A model answer covers: Step 1 — ensure medical safety (stabilise the patient; contact the National Poison Centre if needed). Step 2 — gather collateral history from family and review medical/psychiatric notes. Step 3 — arrange bloods, ECG, and toxicology screen. Step 4 — take a focused psychiatric history and MSE. Step 5 — complete a formal risk assessment covering suicidal ideation, intent, and plan; previous self-harm; psychiatric diagnosis; social stressors; and protective factors. Step 6 — classify the risk (minimum, moderate, or severe) and make a management decision accordingly. Document all of this clearly. Demonstrate knowledge of when to involve the crisis team versus when to admit to a psychiatric ward, and show awareness of consent and capacity principles in the context of a patient who may want to leave against advice.

References

  1. Gelder M, Harrison P, Cowen P. Shorter Oxford Textbook of Psychiatry (6th ed). Oxford University Press, 2010.
  2. Semple D, Smyth R. Oxford Handbook of Psychiatry (4th ed). Oxford University Press, 2019.
  3. NICE. Self-harm in over 8s: Short-term Management and Prevention of Recurrence (CG16). NICE, 2004.
  4. NICE. Self-harm: Assessment, Management and Preventing Recurrence (NG225). NICE, 2022.
  5. Beck AT, et al. Hopelessness and eventual suicide: a 10-year prospective study of patients hospitalised with suicidal ideation. American Journal of Psychiatry. 1985;142(5):559–563.
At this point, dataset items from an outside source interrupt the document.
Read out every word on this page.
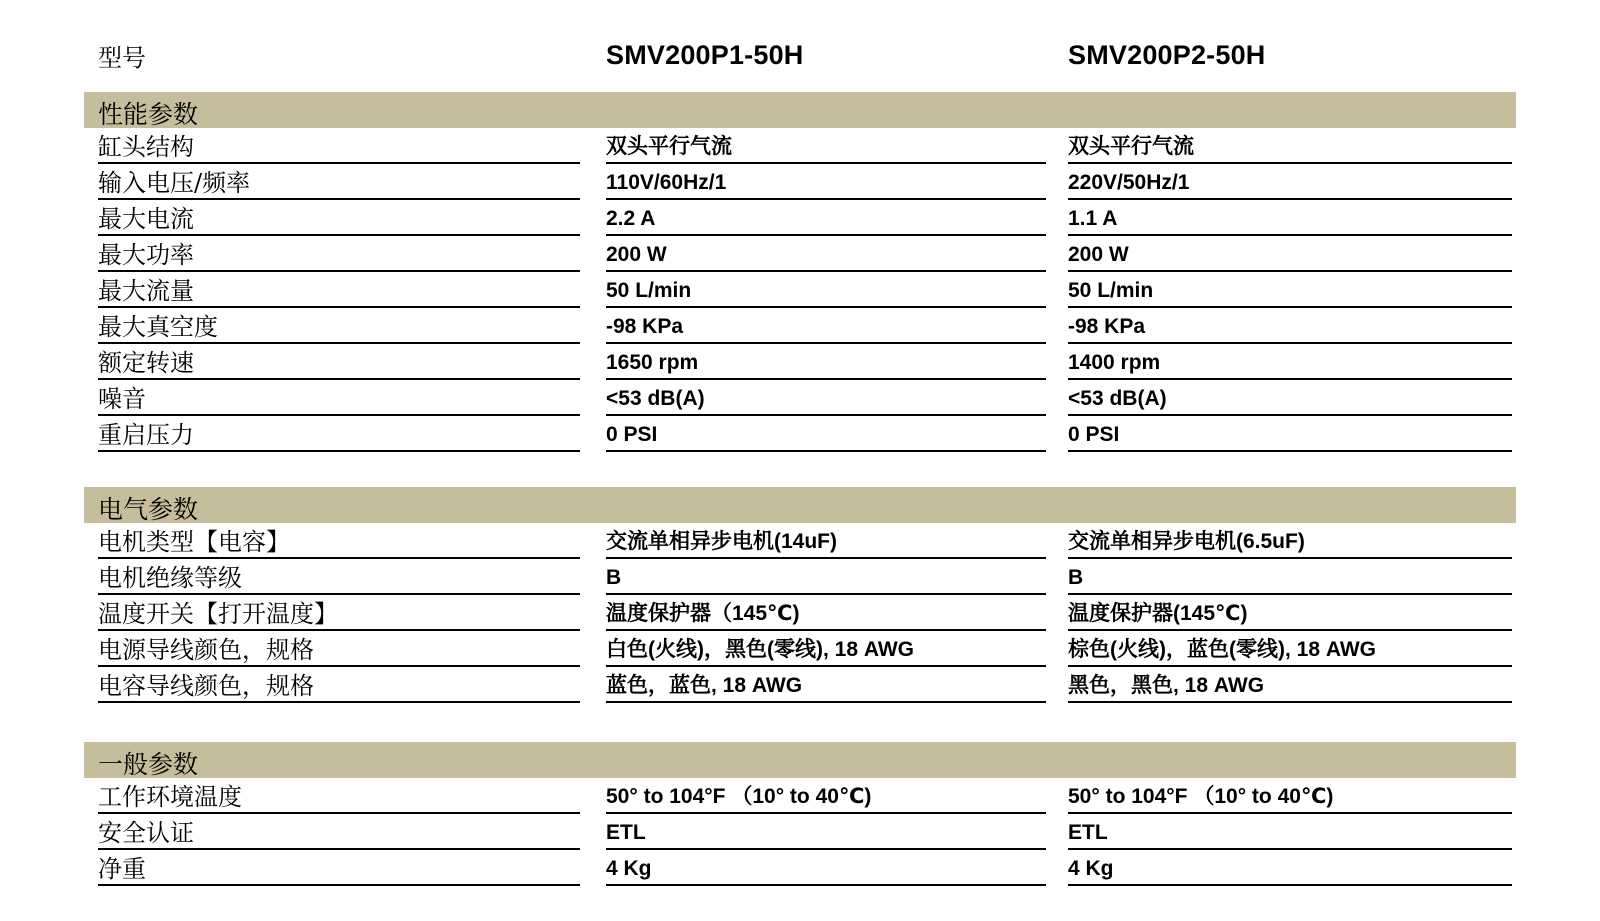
型号	SMV200P1-50H	SMV200P2-50H
性能参数
缸头结构	双头平行气流	双头平行气流
输入电压/频率	110V/60Hz/1	220V/50Hz/1
最大电流	2.2 A	1.1 A
最大功率	200 W	200 W
最大流量	50 L/min	50 L/min
最大真空度	-98 KPa	-98 KPa
额定转速	1650 rpm	1400 rpm
噪音	<53 dB(A)	<53 dB(A)
重启压力	0 PSI	0 PSI
电气参数
电机类型【电容】	交流单相异步电机(14uF)	交流单相异步电机(6.5uF)
电机绝缘等级	B	B
温度开关【打开温度】	温度保护器（145℃)	温度保护器(145℃)
电源导线颜色，规格	白色(火线)，黑色(零线), 18 AWG	棕色(火线)，蓝色(零线), 18 AWG
电容导线颜色，规格	蓝色，蓝色, 18 AWG	黑色，黑色, 18 AWG
一般参数
工作环境温度	50° to 104°F （10° to 40℃)	50° to 104°F （10° to 40℃)
安全认证	ETL	ETL
净重	4 Kg	4 Kg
  6. Posner K, et al. The Columbia Suicide Severity Rating Scale: Initial validity and internal consistency findings from three multisite studies with adolescents and adults. American Journal of Psychiatry. 2011;168(12):1266–1277.
  7. Ministry of Health New Zealand. Guidelines for Clinical Risk Assessment and Management in Mental Health Services. 1998.
  8. Royal Australian and New Zealand College of Psychiatrists. Guidelines for the Management of Deliberate Self-Harm in Young People. June 2000.
  9. National Confidential Inquiry into Suicide and Safety in Mental Health (NCISH). Annual Report, 2023. University of Manchester.